Last month I wrote about the concept of “Sabbath rest” and invited you to be part of theAll-Church Summer Retreat in August.  I wrote of Sabbath being a gift from God to us for the refreshment of our bodies and our souls.  Vacation time, days off, coffee break, and even a brief walk at noon, can give us a sense of renewal and send us back to our work with a clearer head.  Gathering with other followers of Jesus for worship also is a gift intended to refresh us and to give praise and thanks to God.

Sunday morning worship has been the practice of Trinity Lutheran Church since 1904.  We, like Christians around the world, gather on Sunday morning in recognition of Jesus’ resurrection on the first Easter Day.  In John’s Gospel, the disciples gather on the first day of the week but they gather in the evening.  For early Christians, living in Jerusalem, keeping the Sabbath from sundown Friday until sundown Saturday, (the seventh day) would have been the normal practice.

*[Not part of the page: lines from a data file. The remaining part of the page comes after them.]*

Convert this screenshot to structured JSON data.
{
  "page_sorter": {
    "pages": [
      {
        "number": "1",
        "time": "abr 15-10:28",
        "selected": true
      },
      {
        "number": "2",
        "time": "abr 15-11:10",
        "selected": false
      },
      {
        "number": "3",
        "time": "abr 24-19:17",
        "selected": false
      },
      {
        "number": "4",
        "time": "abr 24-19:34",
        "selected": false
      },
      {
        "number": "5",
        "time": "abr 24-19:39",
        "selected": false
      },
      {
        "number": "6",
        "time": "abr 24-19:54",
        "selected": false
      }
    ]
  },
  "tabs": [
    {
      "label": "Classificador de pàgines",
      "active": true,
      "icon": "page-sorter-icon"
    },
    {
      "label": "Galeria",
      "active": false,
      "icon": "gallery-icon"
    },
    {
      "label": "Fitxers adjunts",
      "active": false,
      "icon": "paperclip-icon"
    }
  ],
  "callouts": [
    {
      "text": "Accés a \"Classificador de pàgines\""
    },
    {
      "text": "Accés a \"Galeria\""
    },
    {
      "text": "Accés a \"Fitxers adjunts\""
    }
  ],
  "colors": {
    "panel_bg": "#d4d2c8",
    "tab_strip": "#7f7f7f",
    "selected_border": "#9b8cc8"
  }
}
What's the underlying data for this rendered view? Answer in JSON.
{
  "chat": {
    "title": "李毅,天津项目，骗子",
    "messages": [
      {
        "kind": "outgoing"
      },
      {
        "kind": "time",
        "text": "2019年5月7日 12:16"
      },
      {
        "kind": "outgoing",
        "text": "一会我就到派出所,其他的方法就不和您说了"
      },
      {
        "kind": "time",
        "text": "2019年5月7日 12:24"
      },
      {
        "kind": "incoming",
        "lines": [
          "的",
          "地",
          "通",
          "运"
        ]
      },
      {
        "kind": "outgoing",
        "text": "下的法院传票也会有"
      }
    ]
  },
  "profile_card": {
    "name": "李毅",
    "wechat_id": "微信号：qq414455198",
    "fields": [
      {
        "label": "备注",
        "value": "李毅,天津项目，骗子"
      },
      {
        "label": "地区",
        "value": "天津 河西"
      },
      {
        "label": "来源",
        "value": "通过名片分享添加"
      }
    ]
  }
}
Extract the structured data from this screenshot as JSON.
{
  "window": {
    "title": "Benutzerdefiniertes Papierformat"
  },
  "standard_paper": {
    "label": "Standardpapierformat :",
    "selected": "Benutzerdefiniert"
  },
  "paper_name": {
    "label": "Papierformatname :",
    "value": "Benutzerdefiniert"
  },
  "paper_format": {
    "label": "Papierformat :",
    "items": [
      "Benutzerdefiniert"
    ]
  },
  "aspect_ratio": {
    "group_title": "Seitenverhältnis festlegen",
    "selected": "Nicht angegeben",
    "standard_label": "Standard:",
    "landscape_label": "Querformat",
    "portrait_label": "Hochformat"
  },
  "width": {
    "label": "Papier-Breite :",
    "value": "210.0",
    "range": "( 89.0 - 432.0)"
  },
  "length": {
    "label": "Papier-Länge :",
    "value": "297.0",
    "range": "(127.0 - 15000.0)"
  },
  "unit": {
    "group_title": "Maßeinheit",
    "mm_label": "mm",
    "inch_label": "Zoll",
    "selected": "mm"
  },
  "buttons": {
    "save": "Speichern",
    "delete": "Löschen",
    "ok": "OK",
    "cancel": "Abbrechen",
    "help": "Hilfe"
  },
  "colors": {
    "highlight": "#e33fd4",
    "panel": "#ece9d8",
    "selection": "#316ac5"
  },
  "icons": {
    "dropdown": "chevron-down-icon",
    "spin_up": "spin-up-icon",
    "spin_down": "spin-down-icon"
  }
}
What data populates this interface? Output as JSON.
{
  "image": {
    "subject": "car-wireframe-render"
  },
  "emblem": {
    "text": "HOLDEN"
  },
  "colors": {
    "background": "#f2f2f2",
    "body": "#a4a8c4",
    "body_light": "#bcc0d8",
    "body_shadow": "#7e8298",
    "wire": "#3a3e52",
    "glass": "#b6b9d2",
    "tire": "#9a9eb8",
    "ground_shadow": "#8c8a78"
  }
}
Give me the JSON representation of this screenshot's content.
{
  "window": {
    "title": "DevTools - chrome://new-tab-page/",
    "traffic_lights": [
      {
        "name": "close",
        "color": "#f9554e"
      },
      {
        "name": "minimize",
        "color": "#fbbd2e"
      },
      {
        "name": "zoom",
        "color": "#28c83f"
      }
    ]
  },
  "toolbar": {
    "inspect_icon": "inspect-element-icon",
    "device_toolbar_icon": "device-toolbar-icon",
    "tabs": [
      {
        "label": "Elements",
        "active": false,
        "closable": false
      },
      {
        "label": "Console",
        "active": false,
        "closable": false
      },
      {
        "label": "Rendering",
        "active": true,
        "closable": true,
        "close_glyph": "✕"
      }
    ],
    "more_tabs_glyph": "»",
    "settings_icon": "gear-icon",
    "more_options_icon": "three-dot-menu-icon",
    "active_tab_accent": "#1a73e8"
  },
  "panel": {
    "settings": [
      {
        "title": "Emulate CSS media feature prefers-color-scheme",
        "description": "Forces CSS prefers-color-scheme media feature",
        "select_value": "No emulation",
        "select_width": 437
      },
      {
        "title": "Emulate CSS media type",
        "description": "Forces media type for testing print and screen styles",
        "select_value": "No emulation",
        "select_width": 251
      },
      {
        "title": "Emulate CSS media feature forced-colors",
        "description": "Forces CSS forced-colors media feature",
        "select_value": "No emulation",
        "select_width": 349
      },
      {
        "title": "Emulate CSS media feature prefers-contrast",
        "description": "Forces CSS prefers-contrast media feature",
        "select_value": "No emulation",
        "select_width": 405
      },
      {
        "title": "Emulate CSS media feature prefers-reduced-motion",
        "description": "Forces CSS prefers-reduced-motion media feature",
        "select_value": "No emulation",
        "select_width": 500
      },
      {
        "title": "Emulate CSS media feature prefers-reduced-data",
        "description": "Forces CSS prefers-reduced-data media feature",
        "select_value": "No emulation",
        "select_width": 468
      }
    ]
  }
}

As the church moved from Jerusalem, into Judea, Samaria and the entire known world, worship practices began to change.  The Apostle Paul always began his ministry in a new city by worshiping in the Jewish synagogue, moving into the homes of Gentile Christians later to share the Good News with all people.  In honor of the resurrection Christian worship was held on Sunday not on the Sabbath day.

Last year while I was visiting friends in Dubai in the United Arab Emirates, I had a taste of what it would be like to be the minority religious community.  In Dubai, the days off were Friday and Saturday, with Sunday being the day that everyone went back to school or to work.  Sunday morning in Dubai is a difficult time for worship and prayer. Being there made me think of how hard it can be to make it to church here, too.

Sunday morning is no longer set aside by our culture as a time for church. There are many alternatives to worship such as, work, sports, sleeping in, gardening, and family activities.  I give thanks every Sunday for those who take time out of their busy weeks to refresh themselves and others by participating in worship.  I also am thankful for parents who brought me to church on Sunday mornings.  In worship I learned of God’s love for me and the world and I learned to love and serve my neighbors.  In worship I experienced music, prayers, community, and peace.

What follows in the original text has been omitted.